Reed is the author of Not Alms But Opportunity: The Urban League and the Politics of Racial Uplift, 1910-1950, (University of North Carolina Press, 2008) and is a co-author of Renewing Black Intellectual History: The Ideological and Material Foundations of Black American Thought (Paradigm Publishers, 2009). Dr. Reed is currently engaged in research for two books: New Deal Civil Rights: Class Consciousness and the Quest for Racial Equality, 1933-1948 and a documents reader entitled Civil Rights and the Fight Against “Social Disorganization:” Underclass Ideology and Liberal Activism and Policy, 1933-2008 that he is co-editing with his Illinois State colleague Dr.

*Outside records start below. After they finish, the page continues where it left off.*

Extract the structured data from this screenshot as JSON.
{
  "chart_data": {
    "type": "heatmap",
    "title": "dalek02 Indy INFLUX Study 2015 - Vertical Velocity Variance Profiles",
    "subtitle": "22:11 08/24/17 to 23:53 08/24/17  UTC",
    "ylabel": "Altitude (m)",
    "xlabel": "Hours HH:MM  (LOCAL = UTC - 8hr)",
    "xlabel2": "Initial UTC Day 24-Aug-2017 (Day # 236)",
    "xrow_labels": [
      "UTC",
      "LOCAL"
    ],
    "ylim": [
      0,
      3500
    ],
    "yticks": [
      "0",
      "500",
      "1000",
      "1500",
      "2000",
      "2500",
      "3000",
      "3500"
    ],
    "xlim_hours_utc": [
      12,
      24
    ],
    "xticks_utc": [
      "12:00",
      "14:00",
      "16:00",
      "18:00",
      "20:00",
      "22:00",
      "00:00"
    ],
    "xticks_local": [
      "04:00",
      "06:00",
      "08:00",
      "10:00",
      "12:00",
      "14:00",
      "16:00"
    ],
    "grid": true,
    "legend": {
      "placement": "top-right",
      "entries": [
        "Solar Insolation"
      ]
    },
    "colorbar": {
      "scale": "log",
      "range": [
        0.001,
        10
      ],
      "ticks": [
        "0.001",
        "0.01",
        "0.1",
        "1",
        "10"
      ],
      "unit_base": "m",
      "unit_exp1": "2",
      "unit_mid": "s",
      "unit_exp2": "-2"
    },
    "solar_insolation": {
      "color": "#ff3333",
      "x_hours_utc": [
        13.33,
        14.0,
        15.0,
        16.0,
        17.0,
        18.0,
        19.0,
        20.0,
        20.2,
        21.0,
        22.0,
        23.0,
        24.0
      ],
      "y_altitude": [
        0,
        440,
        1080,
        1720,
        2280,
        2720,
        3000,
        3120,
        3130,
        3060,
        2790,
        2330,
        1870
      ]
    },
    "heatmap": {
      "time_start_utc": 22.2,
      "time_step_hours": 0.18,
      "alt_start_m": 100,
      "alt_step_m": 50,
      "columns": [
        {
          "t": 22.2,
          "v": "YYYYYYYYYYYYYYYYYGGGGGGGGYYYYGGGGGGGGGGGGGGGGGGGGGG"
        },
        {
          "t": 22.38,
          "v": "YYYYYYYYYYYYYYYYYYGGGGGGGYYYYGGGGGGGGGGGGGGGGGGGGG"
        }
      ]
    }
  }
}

Andrew Hartman.
Renewing Black Intellectual History: The Ideological and Material Foundations of Black American Thought was re-released in a paperback edition in March of 2010 by Paradigm Publishers. The volume maps the changing conditions of black political practice and experience from Emancipation to the 2008 presidential election with excursions into the Jim Crow era, Black Power radicalism, and the Reagan revolt. Renewing Black History analyzes in detail the key movements, institutions, and individuals that shaped the lives of black Americans from the Jim Crow era to the Obama era. One of the book’s key goals is to come to terms with the changing terrain of American life in view of major Civil Rights court decisions and legislation.